Adjusting Inventory:
The following spend categories should be used in your Cost Center Journal when adjusting inventory balances.
| Spend Category | Description |
|---|---|
| SC10744: Inventory Shrinkage | To reduce or increase the value of inventory when your on-hand quantity is different than the expected amount. |
| SC11039: Inventory Obsolete | To fully reduce the value of inventory due to obsolescence. |
| SC11041: Inventory Spoilage | To fully reduce the value of inventory for reasons other than obsolescence, such as damage or destruction. |
| SC11041: Inventory Spoilage | To reduce or increase inventory due to changes in average cost, or other value adjustments. |
Roles and Responsibilities Associated with Non-Workday Managed Inventory
| Role | Responsibility |
|---|---|
| Finance Director | Ensure independent inventory counts and internal controls are in place. |
| Inventory/Earnings Operation Manager | Maintain inventory balances, apply correct Worktags, and reconcile with accounting. |
| Cost Center Manager/Accountant | Record inventory transactions in the balance sheet and assist with reconciliations. |
Key Reports Associated with Non-Workday Managed Inventory
| Report Name | Purpose |
|---|---|
| Managerial Balance Sheet | View inventory balances and activity in your inventories ledger account (15000: Inventories). |
| Find Journal Lines – OSU | Review detailed journal line information. |
| Find Supplier Invoice Details – OSU | Verify purchase amounts and check for proper expenditure treatment (ET131). |
| Spend Categories – FDM Values | Use this report to determine which Spend Categories are stockable by referring to the “Spend Category is Stockable” column. |
Key Training, Job Aids, and Resources
| Inventory for Earnings Operations (BuckeyeLearn) | Explore the fundamentals of inventory management in earnings operations, including journal entries for tracking, adjustments, and sales, as well as helpful Workday reports. |
| Overhead (BuckeyeLearn) | Explains how Cost of Sales impacts overhead charges for Earnings Operations. |
| Cost of Sales (BuckeyeLearn) | Explains what items qualify as Cost of Sales, and how to ensure expenses are properly classified as Cost of Sales in the General Ledger. |
| Inventory Accounting Guide for Earnings Operations: | Reference guide on the accounting entries used to track inventory, and the Workday Business Processes that originate the accounting entries (when applicable).

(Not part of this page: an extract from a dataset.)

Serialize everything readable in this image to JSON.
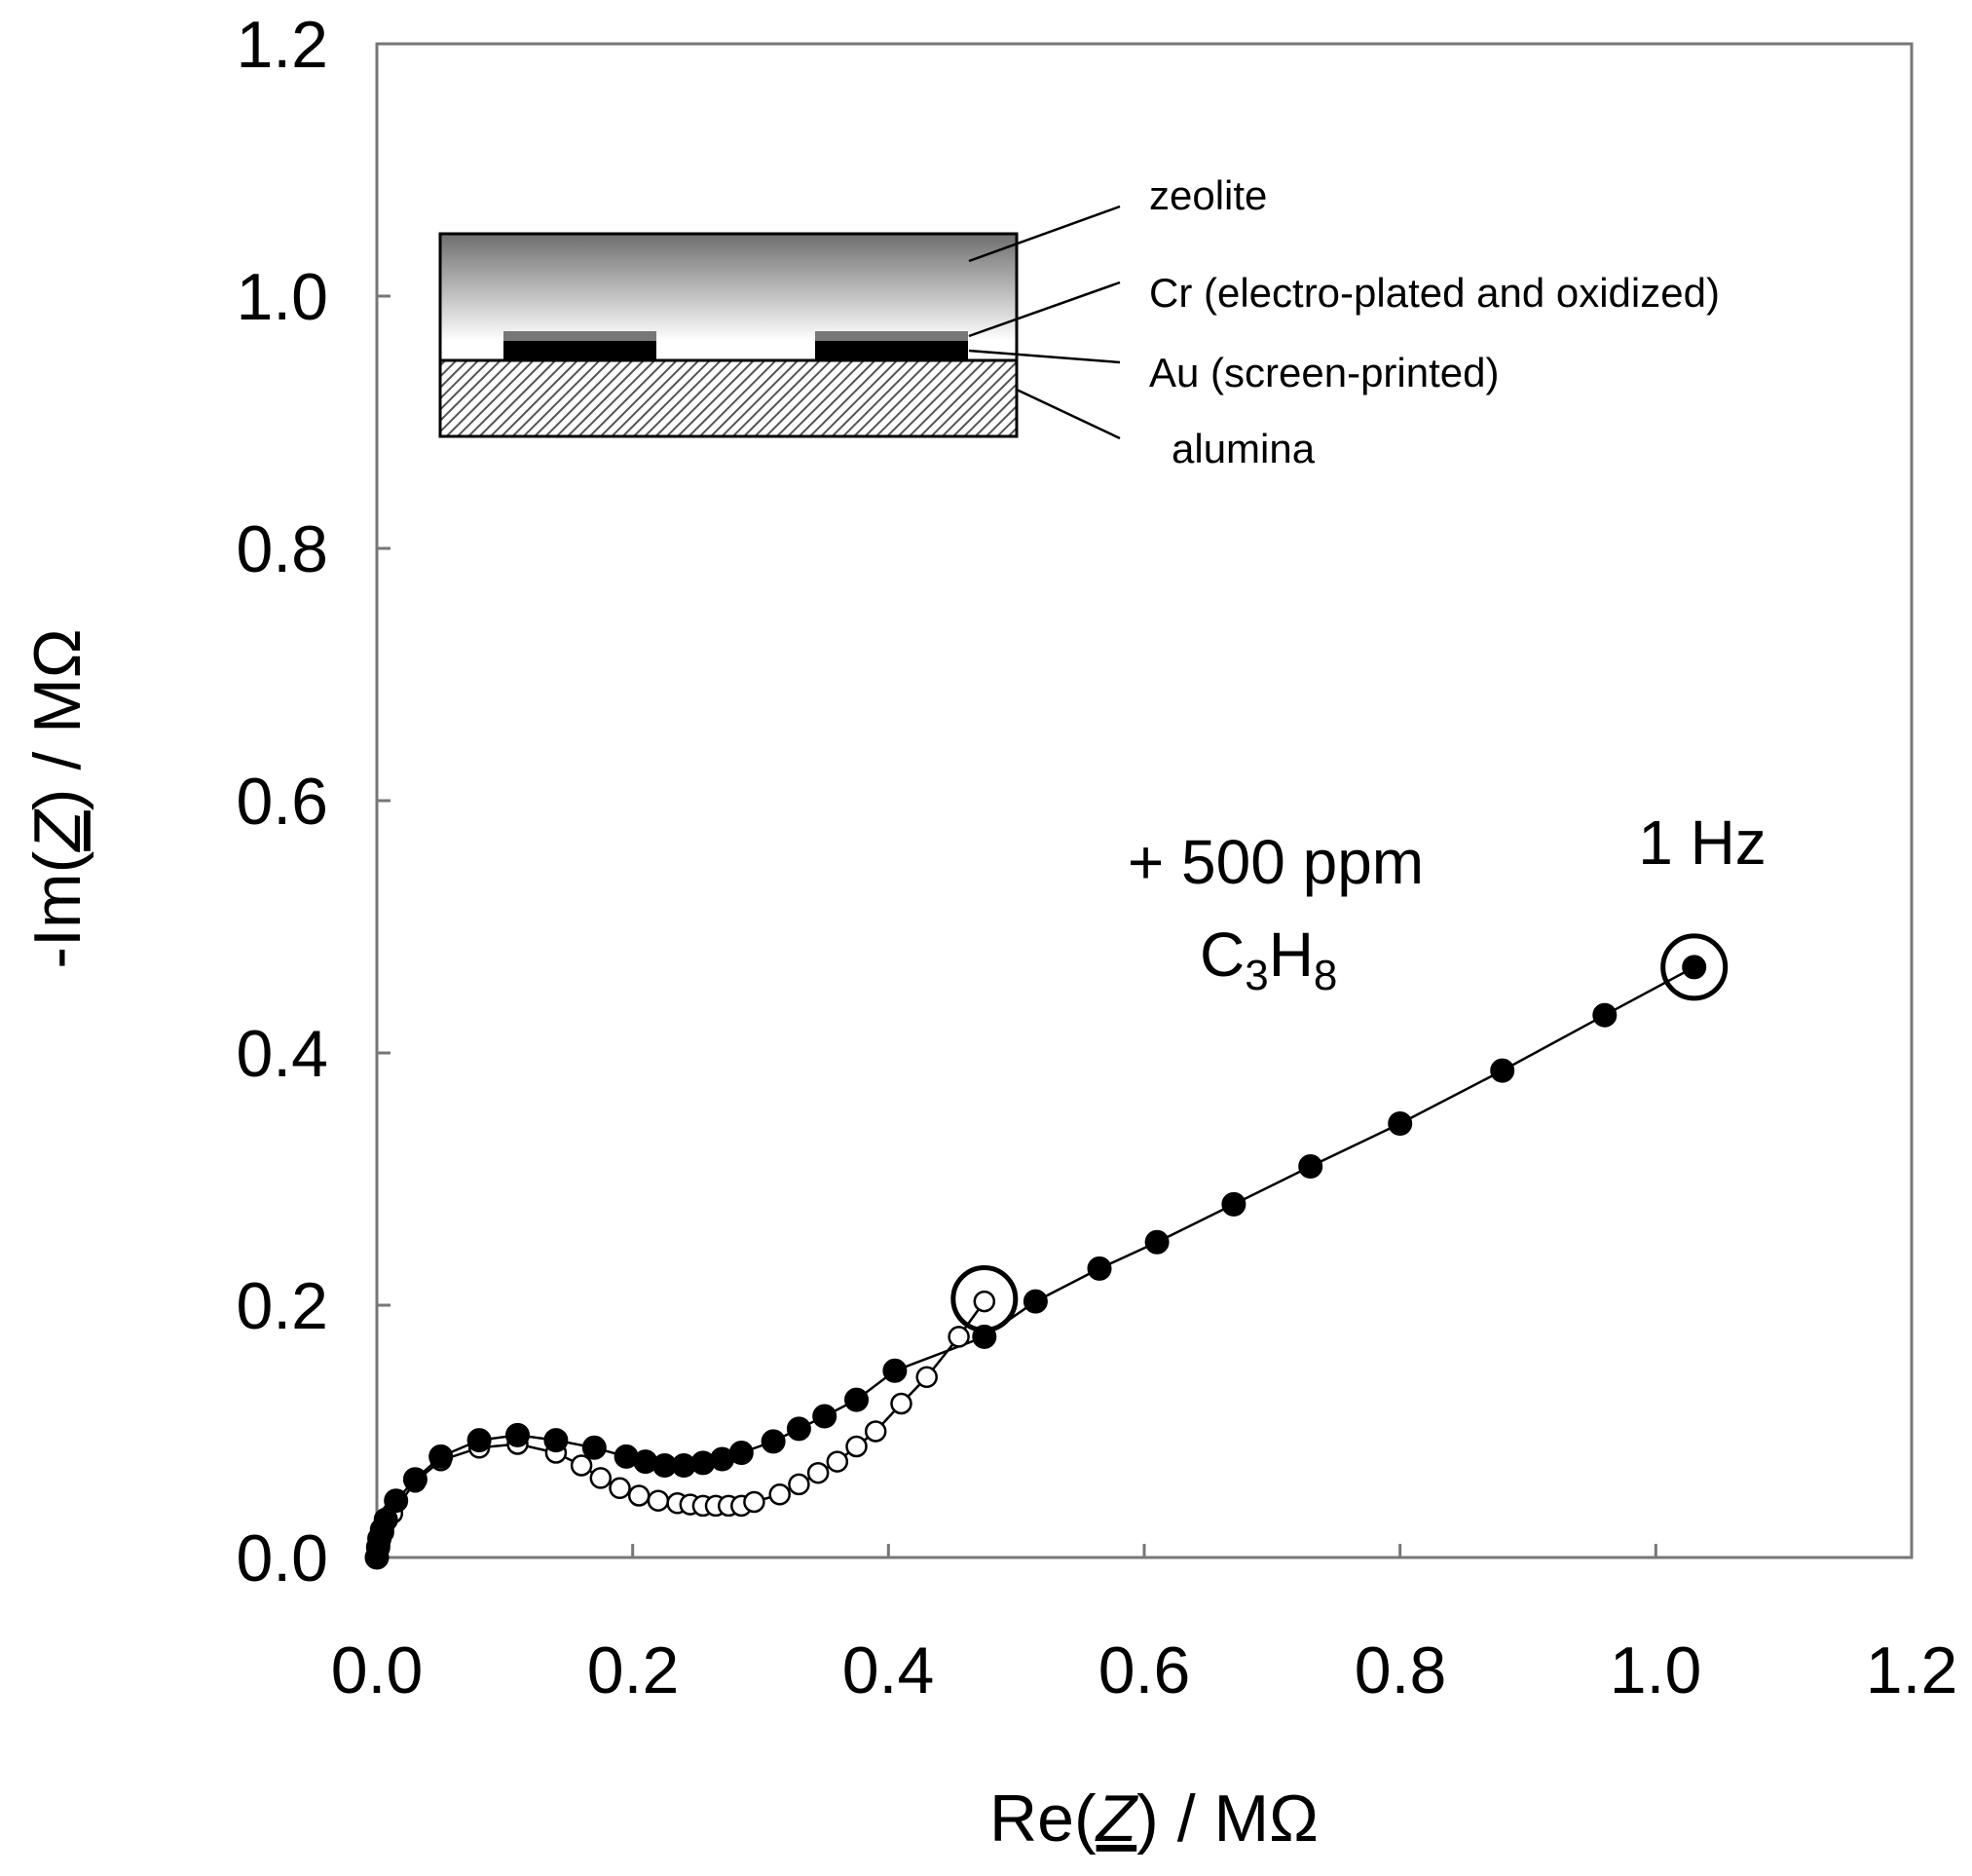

This guide may be useful when completing Cost Center Journals to ensure the proper ledger accounts are used, and which debits and credits will increase or decrease balances. |
Notable Information
- Departments should consider the administrative costs associated with managing Inventory to ensure financial viability before undertaking new activities.
- Inventory must be associated with an approved Earnings Operation and tracked using the appropriate Worktags.
- Inventory that is not managed in Workday’s Inventory Module must be tracked in the General Ledger via Cost Center Journals.
- Inventory managed externally should be reconciled with the General Ledger at least monthly.
- Unlike other expenses, Inventory is recognized as an expense in the General Ledger at the time of sale, prior to sale Inventory is recognized as an asset.
Selling Inventory
- When selling inventory a Cost Center Journal is needed to reduce your inventory balance, and book the expense to your income statement.
- Debit ledger account 61020: Cost of Sales to post the expense
- Credit ledger account 15000: Inventories to reduce your inventory balance
- Use the current average cost of items sold to ensure accuracy, this should be tracked in your inventory software.
- Example: Selling 100 widgets at an average cost of $25.67 requires a $2,567 reduction in inventory and a matching cost of sales entry.